Он хлопотал за "гостя с Сенатской площади" - подпоручика Николая Шереметьева, взял слово с родственно благоволящего Паскевича "выпросить у государя" разрешение для Александра Бестужева покинуть Сибирь. Даже находясь в гостях у Бенкендорфа, просил перевести Александра Одоевского с нерчинских рудников сюда.
Грибоедов понимал, что подобное заступничество - непрерывное балансирование на острие кинжала, но иначе поступать не мог. Знал, что о каждом приходе к нему сосланных декабристов тайные агенты III отделения докладывали своему шефу, но счел бы за бесчестье отказать во встречах гонимым, заживо замурованным здесь, в горах, и не желал щадить себя.

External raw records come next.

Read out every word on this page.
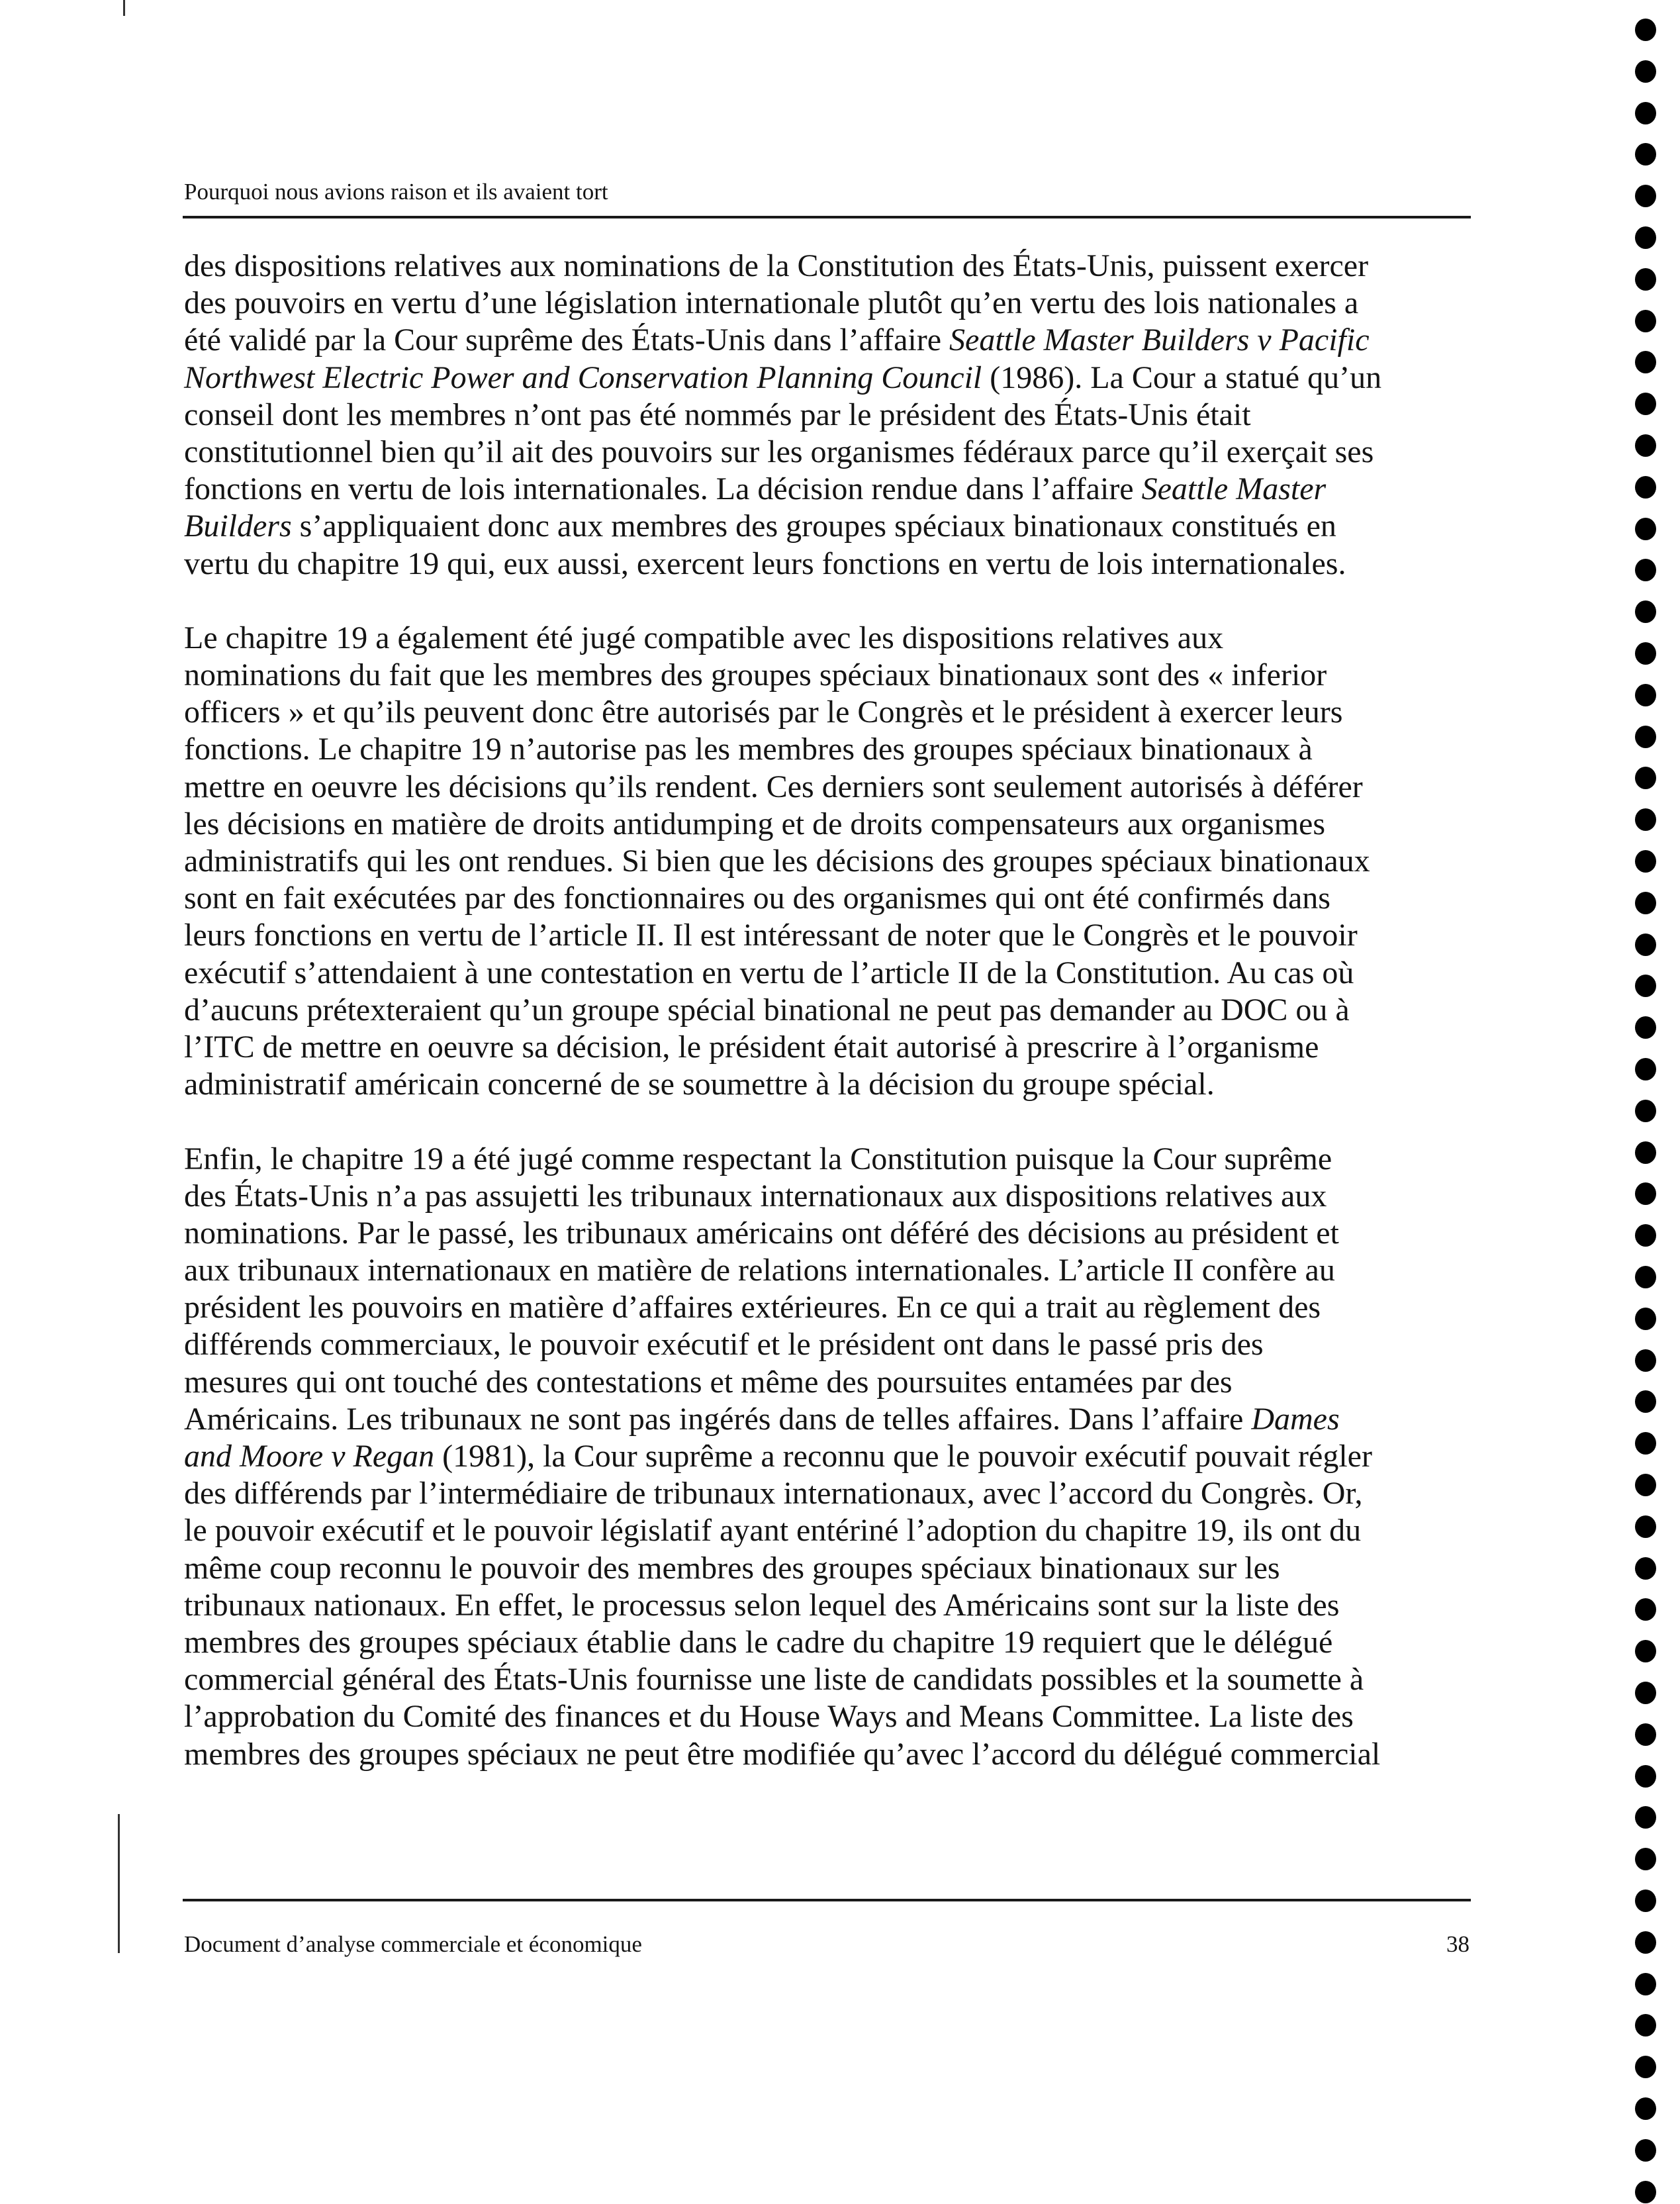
Pourquoi nous avions raison et ils avaient tort
des dispositions relatives aux nominations de la Constitution des États-Unis, puissent exercer
des pouvoirs en vertu d’une législation internationale plutôt qu’en vertu des lois nationales a
été validé par la Cour suprême des États-Unis dans l’affaire Seattle Master Builders v Pacific
Northwest Electric Power and Conservation Planning Council (1986). La Cour a statué qu’un
conseil dont les membres n’ont pas été nommés par le président des États-Unis était
constitutionnel bien qu’il ait des pouvoirs sur les organismes fédéraux parce qu’il exerçait ses
fonctions en vertu de lois internationales. La décision rendue dans l’affaire Seattle Master
Builders s’appliquaient donc aux membres des groupes spéciaux binationaux constitués en
vertu du chapitre 19 qui, eux aussi, exercent leurs fonctions en vertu de lois internationales.
Le chapitre 19 a également été jugé compatible avec les dispositions relatives aux
nominations du fait que les membres des groupes spéciaux binationaux sont des « inferior
officers » et qu’ils peuvent donc être autorisés par le Congrès et le président à exercer leurs
fonctions. Le chapitre 19 n’autorise pas les membres des groupes spéciaux binationaux à
mettre en oeuvre les décisions qu’ils rendent. Ces derniers sont seulement autorisés à déférer
les décisions en matière de droits antidumping et de droits compensateurs aux organismes
administratifs qui les ont rendues. Si bien que les décisions des groupes spéciaux binationaux
sont en fait exécutées par des fonctionnaires ou des organismes qui ont été confirmés dans
leurs fonctions en vertu de l’article II. Il est intéressant de noter que le Congrès et le pouvoir
exécutif s’attendaient à une contestation en vertu de l’article II de la Constitution. Au cas où
d’aucuns prétexteraient qu’un groupe spécial binational ne peut pas demander au DOC ou à
l’ITC de mettre en oeuvre sa décision, le président était autorisé à prescrire à l’organisme
administratif américain concerné de se soumettre à la décision du groupe spécial.
Enfin, le chapitre 19 a été jugé comme respectant la Constitution puisque la Cour suprême
des États-Unis n’a pas assujetti les tribunaux internationaux aux dispositions relatives aux
nominations. Par le passé, les tribunaux américains ont déféré des décisions au président et
aux tribunaux internationaux en matière de relations internationales. L’article II confère au
président les pouvoirs en matière d’affaires extérieures. En ce qui a trait au règlement des
différends commerciaux, le pouvoir exécutif et le président ont dans le passé pris des
mesures qui ont touché des contestations et même des poursuites entamées par des
Américains. Les tribunaux ne sont pas ingérés dans de telles affaires. Dans l’affaire Dames
and Moore v Regan (1981), la Cour suprême a reconnu que le pouvoir exécutif pouvait régler
des différends par l’intermédiaire de tribunaux internationaux, avec l’accord du Congrès. Or,
le pouvoir exécutif et le pouvoir législatif ayant entériné l’adoption du chapitre 19, ils ont du
même coup reconnu le pouvoir des membres des groupes spéciaux binationaux sur les
tribunaux nationaux. En effet, le processus selon lequel des Américains sont sur la liste des
membres des groupes spéciaux établie dans le cadre du chapitre 19 requiert que le délégué
commercial général des États-Unis fournisse une liste de candidats possibles et la soumette à
l’approbation du Comité des finances et du House Ways and Means Committee. La liste des
membres des groupes spéciaux ne peut être modifiée qu’avec l’accord du délégué commercial
Document d’analyse commerciale et économique	38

Кюхельбекер не ошибся, написав недавно в письме из Динабурской крепости: "Не сомневаюсь, что ты - ты тот же!" Конечно, тот же! И если согласился стать полномочным министром, то не в угодность тем, кто отправил его в Персию, не для того, чтобы служить звездам на мундире, а из желания с достоинством послужить России.
…Дрова в камине совсем догорели. Прекратился дождь, и в окно заглянула высокая луна. Грибоедов затушил свечу - "успокоил огонь", как говорила Талала, и тихо, стараясь не разбудить Нину, лег рядом с ней.
Нина, оказывается, только дремала, доверчиво прижалась к нему, словно ища защиты.
- Спи, спи…
- Я почему-то не могу…
Ему очень захотелось сейчас без водевилей поведать ей все о своих друзьях, кого она еще не знает, но со временем полюбит, о том вечере на берегу реки…
Нина положила голову на его плечо, слушала, притаив дыхание.
- Твои друзья будут и моими друзьями, - прошептала она, когда Александр закончил свою исповедь.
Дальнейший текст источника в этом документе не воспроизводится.